N. Ammaniti e J. Portante. Foto di Gilbert Pregno. per Istituto italiano Cultura Lussemburgo.
N. Ammaniti e J. Portante. Foto di Gilbert Pregno per l’Istituto italiano Cultura Lussemburgo.

La sala del Cercle Citè di Lussemburgo, lo scorso 30 gennaio, si gremisce in anticipo  ed è stracolma quando, alle 19, giacca di velluto marrone e scarpe da tennis rosse, arriva Niccolò Ammaniti accompagnato dalla moglie Lorenza per l’incontro organizzato dall’Istituto italiano di Cultura. E’ una serata piacevole e rilassante quella che ci aspetta: guidato dalle domande di Jean Portante, Ammaniti ci apre una finestra sui suoi libri, i suoi personaggi e, un pizzico, sulla sua vita.

Seduto in poltrona, anche senza la penna in mano, Ammaniti si conferma sapiente narratore, capace di suscitare emozioni, scatenare risate, catalizzando l’attenzione dell’uditorio per più di un’ora. Ha raccontato dei suoi libri, delle ambientazioni, dei personaggi per i quali, anche quando si macchiano di atti deplorevoli, mostra affetto e sincera compassione. Sono persone comuni – dice – nei cui atti “mostruosi” c’è una causa scatenante che va compresa più che condannata. I protagonisti dei suoi libri sono sempre adolescenti; ha cercato di smettere, ma – ammette – non ci riesce. Perché?

Perché l’adolescenza è il periodo più ricco di cambiamenti e di trasformazioni della nostra vita, in cui, attraverso lo scontro con i genitori, si diventa adulti e, soprattutto, si capisce che adulto si vuole diventare. E’ il momento in cui, stesi a letto, non si lavora più di fantasia come i bambini, ma ci si preoccupa dei coetanei e del loro parere.

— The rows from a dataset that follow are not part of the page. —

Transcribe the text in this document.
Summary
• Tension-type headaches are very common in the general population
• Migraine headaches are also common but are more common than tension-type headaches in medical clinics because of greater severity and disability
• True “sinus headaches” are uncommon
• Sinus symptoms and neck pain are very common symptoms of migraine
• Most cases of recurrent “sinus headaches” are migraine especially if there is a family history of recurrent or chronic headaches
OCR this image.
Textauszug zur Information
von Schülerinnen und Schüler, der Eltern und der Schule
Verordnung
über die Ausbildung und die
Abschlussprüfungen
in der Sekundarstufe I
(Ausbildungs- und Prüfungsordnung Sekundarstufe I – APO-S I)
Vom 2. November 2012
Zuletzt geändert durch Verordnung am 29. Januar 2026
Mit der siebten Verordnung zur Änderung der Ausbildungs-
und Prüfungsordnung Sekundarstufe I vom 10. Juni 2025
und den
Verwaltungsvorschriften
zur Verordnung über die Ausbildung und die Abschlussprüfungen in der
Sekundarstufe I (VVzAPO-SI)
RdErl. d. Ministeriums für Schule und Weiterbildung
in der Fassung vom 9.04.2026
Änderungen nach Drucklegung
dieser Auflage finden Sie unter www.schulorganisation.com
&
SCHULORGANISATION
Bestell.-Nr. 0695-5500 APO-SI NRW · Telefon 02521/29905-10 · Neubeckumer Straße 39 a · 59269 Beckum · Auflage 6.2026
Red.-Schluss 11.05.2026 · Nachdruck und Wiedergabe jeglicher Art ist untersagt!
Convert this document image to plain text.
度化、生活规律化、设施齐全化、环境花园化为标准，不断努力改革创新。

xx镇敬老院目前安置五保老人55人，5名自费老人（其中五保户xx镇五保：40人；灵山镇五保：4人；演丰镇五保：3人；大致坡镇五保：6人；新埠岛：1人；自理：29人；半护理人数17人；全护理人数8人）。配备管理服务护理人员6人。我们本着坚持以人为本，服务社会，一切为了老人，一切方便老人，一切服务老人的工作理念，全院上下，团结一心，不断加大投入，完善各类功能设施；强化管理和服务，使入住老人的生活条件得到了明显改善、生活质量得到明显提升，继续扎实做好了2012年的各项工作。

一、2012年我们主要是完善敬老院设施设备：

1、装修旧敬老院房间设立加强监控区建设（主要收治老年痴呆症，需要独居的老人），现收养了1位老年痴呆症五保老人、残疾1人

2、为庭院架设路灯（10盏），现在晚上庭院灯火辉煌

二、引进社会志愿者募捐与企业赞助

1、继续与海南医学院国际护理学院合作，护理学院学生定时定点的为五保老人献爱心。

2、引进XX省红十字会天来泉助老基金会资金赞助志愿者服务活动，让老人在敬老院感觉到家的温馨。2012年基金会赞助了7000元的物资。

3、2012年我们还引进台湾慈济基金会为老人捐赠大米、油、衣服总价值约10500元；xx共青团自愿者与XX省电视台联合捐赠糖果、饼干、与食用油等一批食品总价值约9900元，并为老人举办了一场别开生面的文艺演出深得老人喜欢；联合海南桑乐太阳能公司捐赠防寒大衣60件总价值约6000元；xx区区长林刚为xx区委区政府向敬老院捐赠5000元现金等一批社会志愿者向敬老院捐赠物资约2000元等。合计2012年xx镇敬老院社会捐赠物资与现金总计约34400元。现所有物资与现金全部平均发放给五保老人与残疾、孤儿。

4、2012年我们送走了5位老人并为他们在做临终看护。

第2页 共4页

Della sua adolescenza Ammaniti ha raccontato la sua passione per i “buchi” che tanta parte hanno nei suoi romanzi, la cantina dei genitori dove amava rifugiarsi a leggere o a fare niente, ad annoiarsi; ci ha raccontato della sua passione per gli acquari, che riempiva di pesci provenienti da angoli opposti della terra e che costringeva alla convivenza, ci ha raccontato della facoltà di biologia, dei mesi trascorsi nello studio del padre a scrivere una tesi che non avrebbe mai dato e che sarebbe diventato Branchie, il suo primo romanzo.

Alla fine dell’incontro l’autore si è fermato con il pubblico, ha stretto mani, ha firmato autografi, scambiato due parole con il garbo e la disponibilità di chi non si è montato la testa.